In case it helps, here is that table.
Code:
CREATE TABLE `tbl_evidence_type` (
`ET_ID` int(11) unsigned NOT NULL AUTO_INCREMENT,
`name` varchar(32) NOT NULL,
`base_point` tinyint(2) NOT NULL DEFAULT '0',
PRIMARY KEY (`ET_ID`)
) ENGINE=InnoDB DEFAULT CHARSET=latin1 ROW_FORMAT=COMPACT
For my initial testing, I'm linking these with ...
Code:
CREATE TABLE `tbl_discussion_evidence` (
`E_ID` int(11) unsigned NOT NULL,
`T_ID` int(11) unsigned NOT NULL,
PRIMARY KEY (`E_ID`,`T_ID`)
) ENGINE=InnoDB DEFAULT CHARSET=latin1
What I want to do is work out what pieces of evidence are linked together most frequently and give them a score based upon this relationship.
More specifically, I want to be able to run this (perhaps as a trigger) after a piece of evidence is linked.
It needs to find all topics which it linked to, and then find all of the other evidence that is linked to those topics.
I can get this far, with something like ...
Code:
SELECT
tbl_discussion_evidence.E_ID,
count(tbl_discussion_evidence.T_ID)
FROM
tbl_discussion_evidence
WHERE
tbl_discussion_evidence.T_ID IN (SELECT
tbl_discussion_evidence.T_ID
FROM
tbl_discussion_evidence
WHERE
tbl_discussion_evidence.E_ID = 1)
GROUP BY
tbl_discussion_evidence.E_ID
... where 1 = the ID of the evidence being linked.

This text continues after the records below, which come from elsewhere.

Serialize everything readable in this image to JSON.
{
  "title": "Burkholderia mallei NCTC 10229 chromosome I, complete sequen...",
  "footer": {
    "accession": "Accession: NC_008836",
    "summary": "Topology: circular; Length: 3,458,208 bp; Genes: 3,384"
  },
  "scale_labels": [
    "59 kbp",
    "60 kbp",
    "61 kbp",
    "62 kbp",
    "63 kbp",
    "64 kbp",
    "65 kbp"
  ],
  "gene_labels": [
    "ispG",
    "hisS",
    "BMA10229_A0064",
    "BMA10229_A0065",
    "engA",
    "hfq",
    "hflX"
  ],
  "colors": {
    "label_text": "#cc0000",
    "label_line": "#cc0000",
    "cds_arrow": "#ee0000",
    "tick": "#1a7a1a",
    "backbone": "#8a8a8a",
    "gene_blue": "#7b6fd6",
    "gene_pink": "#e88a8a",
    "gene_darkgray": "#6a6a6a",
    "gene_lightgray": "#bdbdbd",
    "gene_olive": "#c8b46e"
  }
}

But this is where it gets much more complex, and where either I can't see how to make it work, or my approach is incorrect.
When you link a piece of evidence to a discussion, all the links between the evidence need to be evaluated for all evidence linked to that topic.
Points are awarded as 2% of base point for every link over 3 to a maximum of 8 links (10%)
E1 base = 60
E2 base = 50
E3 base = 30
6 links found between E1 and E2
3 links found between E2 and E3
8 links found between E3 and E1
E1 awarded:
- 6% of 50 (base of E2) = 3
- 10% of 30 (base of E3) = 3
E2 awarded:
- 6% of 60 (base of E1) = 3.6
E3 awarded:
- 10% of 60 (base of E1) = 6
I understand this is probably easiest done via multiple queries and PHP, however, given that all of the required information is at hand on the database side, it seems somehow redundant.
So, does anyone have any suggestions as to an alternate approach or how to advance my current one?
Any help appreciated, this is doing my head in.